Les villes sont-elles des nœuds dans la résolution de la crise climatique ?

Nous devons réduire nos émissions de CO2 par deux pour éviter la catastrophe climatique qui se prépare. Or les villes émettent 77% des émissions de CO2 du monde, elles consomment 70% de l'énergie, elles concentrent 80% de la création de richesse et 54% de la population mondiale. Tout cela sur seulement 2% de la surface planétaire. Alors oui, évidemment, il faut créer et inventer pour se remettre à aimer la politique, à aimer les villes, pour en prendre soin comme si c'était soi-même et en faire un lieu aimable. Il nous faut un urbanisme de la proximité.

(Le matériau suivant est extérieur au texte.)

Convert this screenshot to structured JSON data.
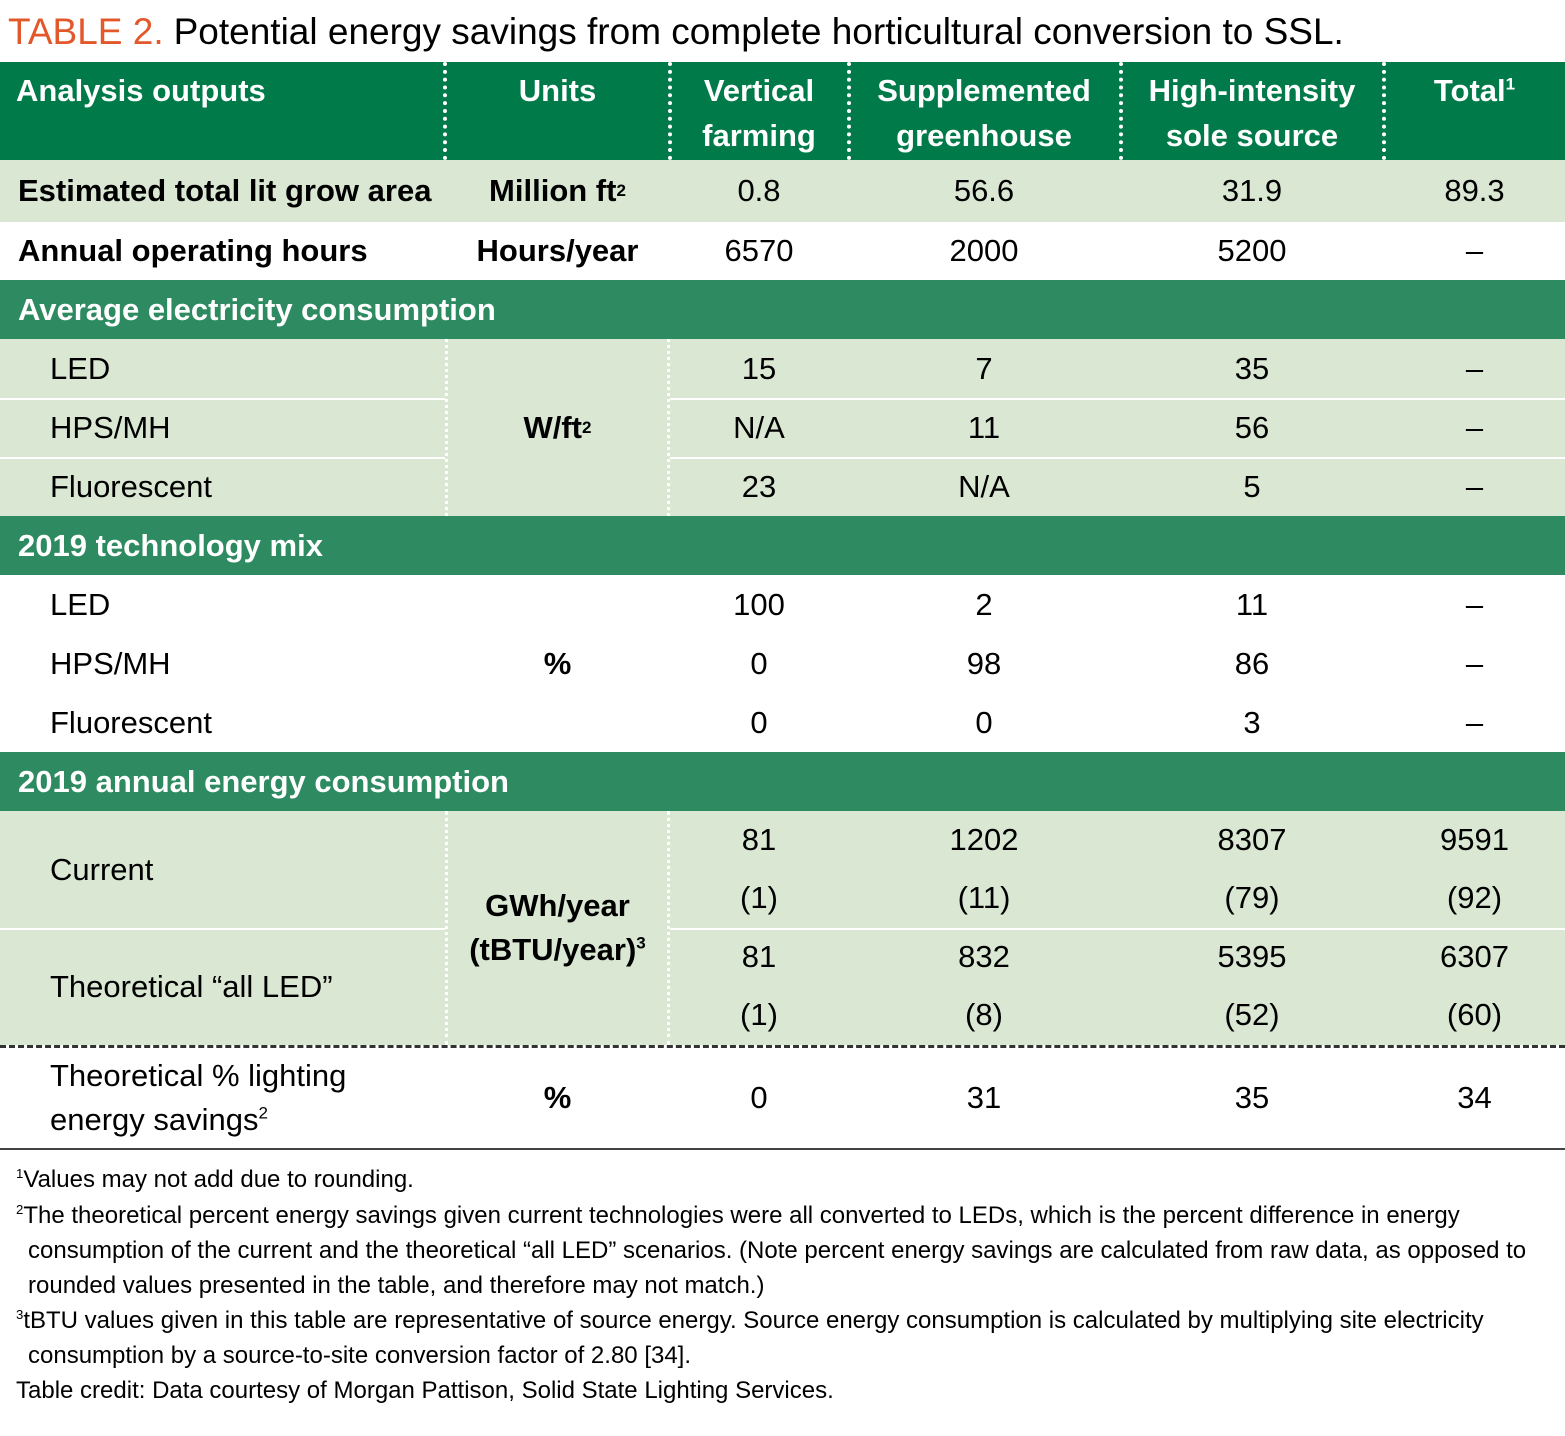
{
  "caption": {
    "label": "TABLE 2.",
    "text": "Potential energy savings from complete horticultural conversion to SSL."
  },
  "header": {
    "col0": "Analysis outputs",
    "col1": "Units",
    "col2a": "Vertical",
    "col2b": "farming",
    "col3a": "Supplemented",
    "col3b": "greenhouse",
    "col4a": "High-intensity",
    "col4b": "sole source",
    "col5": "Total",
    "col5_sup": "1"
  },
  "rows": {
    "area": {
      "label": "Estimated total lit grow area",
      "unit": "Million ft",
      "unit_sup": "2",
      "vf": "0.8",
      "sg": "56.6",
      "hi": "31.9",
      "total": "89.3"
    },
    "hours": {
      "label": "Annual operating hours",
      "unit": "Hours/year",
      "vf": "6570",
      "sg": "2000",
      "hi": "5200",
      "total": "–"
    }
  },
  "elec": {
    "title": "Average electricity consumption",
    "unit": "W/ft",
    "unit_sup": "2",
    "led": {
      "label": "LED",
      "vf": "15",
      "sg": "7",
      "hi": "35",
      "total": "–"
    },
    "hps": {
      "label": "HPS/MH",
      "vf": "N/A",
      "sg": "11",
      "hi": "56",
      "total": "–"
    },
    "fluo": {
      "label": "Fluorescent",
      "vf": "23",
      "sg": "N/A",
      "hi": "5",
      "total": "–"
    }
  },
  "mix": {
    "title": "2019 technology mix",
    "unit": "%",
    "led": {
      "label": "LED",
      "vf": "100",
      "sg": "2",
      "hi": "11",
      "total": "–"
    },
    "hps": {
      "label": "HPS/MH",
      "vf": "0",
      "sg": "98",
      "hi": "86",
      "total": "–"
    },
    "fluo": {
      "label": "Fluorescent",
      "vf": "0",
      "sg": "0",
      "hi": "3",
      "total": "–"
    }
  },
  "energy": {
    "title": "2019 annual energy consumption",
    "unit_a": "GWh/year",
    "unit_b": "(tBTU/year)",
    "unit_sup": "3",
    "current": {
      "label": "Current",
      "vf": "81",
      "sg": "1202",
      "hi": "8307",
      "total": "9591",
      "vf2": "(1)",
      "sg2": "(11)",
      "hi2": "(79)",
      "total2": "(92)"
    },
    "allled": {
      "label": "Theoretical “all LED”",
      "vf": "81",
      "sg": "832",
      "hi": "5395",
      "total": "6307",
      "vf2": "(1)",
      "sg2": "(8)",
      "hi2": "(52)",
      "total2": "(60)"
    }
  },
  "savings": {
    "label_a": "Theoretical % lighting",
    "label_b": "energy savings",
    "label_sup": "2",
    "unit": "%",
    "vf": "0",
    "sg": "31",
    "hi": "35",
    "total": "34"
  },
  "footnotes": {
    "n1_sup": "1",
    "n1": "Values may not add due to rounding.",
    "n2_sup": "2",
    "n2a": "The theoretical percent energy savings given current technologies were all converted to LEDs, which is the percent difference in energy",
    "n2b": "consumption of the current and the theoretical “all LED” scenarios. (Note percent energy savings are calculated from raw data, as opposed to",
    "n2c": "rounded values presented in the table, and therefore may not match.)",
    "n3_sup": "3",
    "n3a": "tBTU values given in this table are representative of source energy. Source energy consumption is calculated by multiplying site electricity",
    "n3b": "consumption by a source-to-site conversion factor of 2.80 [34].",
    "credit": "Table credit: Data courtesy of Morgan Pattison, Solid State Lighting Services."
  },
  "colors": {
    "header_green": "#007a48",
    "section_green": "#2e8b61",
    "light_green": "#d9e7d3",
    "caption_orange": "#e2582a"
  }
}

Selon vous, une ville peut-elle devenir intelligente sans impacter sa gouvernance ?

Les citoyens doivent être au clair avec les enjeux écologiques, sociaux et économiques. Ils doivent être éduqués. Ils doivent savoir comment chaque euro dépensé dans la ville vient répondre à ces trois critères. Il faut que les citoyens et les élus municipaux eux-mêmes aient aussi le vrai pouvoir de prendre des décisions pour leurs villes en matière d'aménagement routier et sur tout ce qui influe sur l'air, l'eau, l'ombre, les espaces publics, le silence et le temps. Je prône une ville du quart d'heure. Une ville dans laquelle, chaque déplacement pour apprendre, se divertir, se nourrir ou prendre soin de sa santé, ne dépasse pas les 15 minutes. C'est ce que j'appelle la ville du quart d'heure et ce serait rendre la ville à ses citoyens.

(1) Carlos Moreno est directeur scientifique de la Chaire Entreprenariat Territoire Innovation, Université Paris 1 Panthéon, Sorbonne, et IAE Sorbonne Business School.